Le CESE invite la Commission à faire de la question des aidants informels une priorité politique et à mettre en place une plateforme en vue de l’échange des bonnes pratiques entre États membres.

En juillet dernier, le CESE a adopté un avis par lequel il demande de prendre des mesures supplémentaires, tant à l’échelon de l’Union que de ses États membres, afin de mieux protéger les aidants informels et de leur rendre justice eu égard à la contribution essentielle qu’ils fournissent à la société.

Ces mesures consistent notamment à mettre en place une plateforme d’échange de bonnes pratiques entre les États membres, à fournir des services de proximité accessibles et de qualité afin d’alléger la charge qui pèse sur les aidants familiaux et de leur proposer des services de répit. Il est également essentiel que les aidants puissent bénéficier d’une certaine souplesse concernant leurs conditions de travail, afin de ne pas devoir renoncer à leur emploi pour veiller sur les membres de leur famille.

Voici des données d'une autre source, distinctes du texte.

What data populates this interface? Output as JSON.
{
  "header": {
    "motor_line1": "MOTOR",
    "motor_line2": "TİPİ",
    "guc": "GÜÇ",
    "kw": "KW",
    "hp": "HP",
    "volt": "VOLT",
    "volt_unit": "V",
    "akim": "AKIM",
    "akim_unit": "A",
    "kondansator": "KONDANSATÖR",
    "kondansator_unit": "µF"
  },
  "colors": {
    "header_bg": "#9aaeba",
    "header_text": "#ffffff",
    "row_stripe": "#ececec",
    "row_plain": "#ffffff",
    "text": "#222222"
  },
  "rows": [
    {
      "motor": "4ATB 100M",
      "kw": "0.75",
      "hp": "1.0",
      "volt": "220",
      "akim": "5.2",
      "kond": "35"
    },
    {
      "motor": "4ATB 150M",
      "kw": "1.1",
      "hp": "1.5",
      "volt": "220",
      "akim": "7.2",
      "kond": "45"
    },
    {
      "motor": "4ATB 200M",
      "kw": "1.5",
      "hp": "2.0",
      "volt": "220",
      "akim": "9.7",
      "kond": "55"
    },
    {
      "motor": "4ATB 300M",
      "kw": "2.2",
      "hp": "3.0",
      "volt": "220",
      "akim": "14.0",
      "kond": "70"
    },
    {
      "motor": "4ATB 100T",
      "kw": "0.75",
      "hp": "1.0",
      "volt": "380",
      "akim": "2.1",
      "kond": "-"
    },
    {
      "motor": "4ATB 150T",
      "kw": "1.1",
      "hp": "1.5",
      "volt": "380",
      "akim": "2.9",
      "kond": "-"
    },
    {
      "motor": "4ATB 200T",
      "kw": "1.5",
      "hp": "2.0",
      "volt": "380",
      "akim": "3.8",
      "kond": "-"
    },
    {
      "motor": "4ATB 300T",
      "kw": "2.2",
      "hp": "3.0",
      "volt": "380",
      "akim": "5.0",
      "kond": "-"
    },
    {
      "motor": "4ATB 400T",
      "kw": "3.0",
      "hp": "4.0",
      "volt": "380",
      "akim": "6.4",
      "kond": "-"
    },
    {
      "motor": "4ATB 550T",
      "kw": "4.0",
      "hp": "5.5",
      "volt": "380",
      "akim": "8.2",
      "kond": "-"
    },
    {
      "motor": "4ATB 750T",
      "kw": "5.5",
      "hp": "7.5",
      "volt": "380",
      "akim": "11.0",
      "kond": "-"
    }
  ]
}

Pietro Barbieri, rapporteur de l’avis, a déclaré: «Le CESE est disposé à se faire le porte-parole du groupe de personnes que sont les aidants informels, qui demeurent largement invisibles au sein de notre société. Ces personnes sont souvent contraintes de quitter leur emploi et perdent donc leurs revenus et bon nombre de leurs droits. Les aidants informels œuvrent dans l’ombre. Le moment est venu de mettre en lumière leurs efforts».

Le CESE appelle les États membres à prendre des mesures appropriées pour garantir que la décision de dispenser des soins informels soit volontaire, que les inégalités entre les hommes et les femmes soient combattues, que les aidants informels puissent conserver leur emploi et leur rémunération grâce à des conditions de travail plus souples et qu’ils puissent facilement réintégrer le marché du travail s’ils ont été contraints de le quitter. Il importe de veiller à ce qu’ils bénéficient d’un équilibre approprié entre vie professionnelle et vie privée.

Dispenser des soins de manière informelle n’entraîne pas les mêmes contraintes pour les hommes et les femmes. Un pourcentage considérable d’aidants informels sont des femmes, dont 70 % s’occupent de leurs enfants, de leur conjoint ou de leurs frères et sœurs. En plus d’être exposées à des risques plus élevés d’épuisement professionnel et de troubles psychiques et physiques, ces femmes sont plus gravement menacées de pauvreté. «Notre système de sécurité sociale figure parmi les meilleurs du monde, mais, bien souvent, il s’appuie sur le corps, les bras et la force de volonté des femmes», a ajouté M. Barbieri.

Afin de pouvoir surveiller l’incidence des règles et réglementations pertinentes, il est essentiel d’avoir accès à des données qualitatives et quantitatives qui décrivent les conditions de vie réelles des aidants informels. Le CESE demande l’adoption de nouvelles stratégies de recherche, en particulier avec la coopération d’Eurofound et la participation des parties prenantes concernées.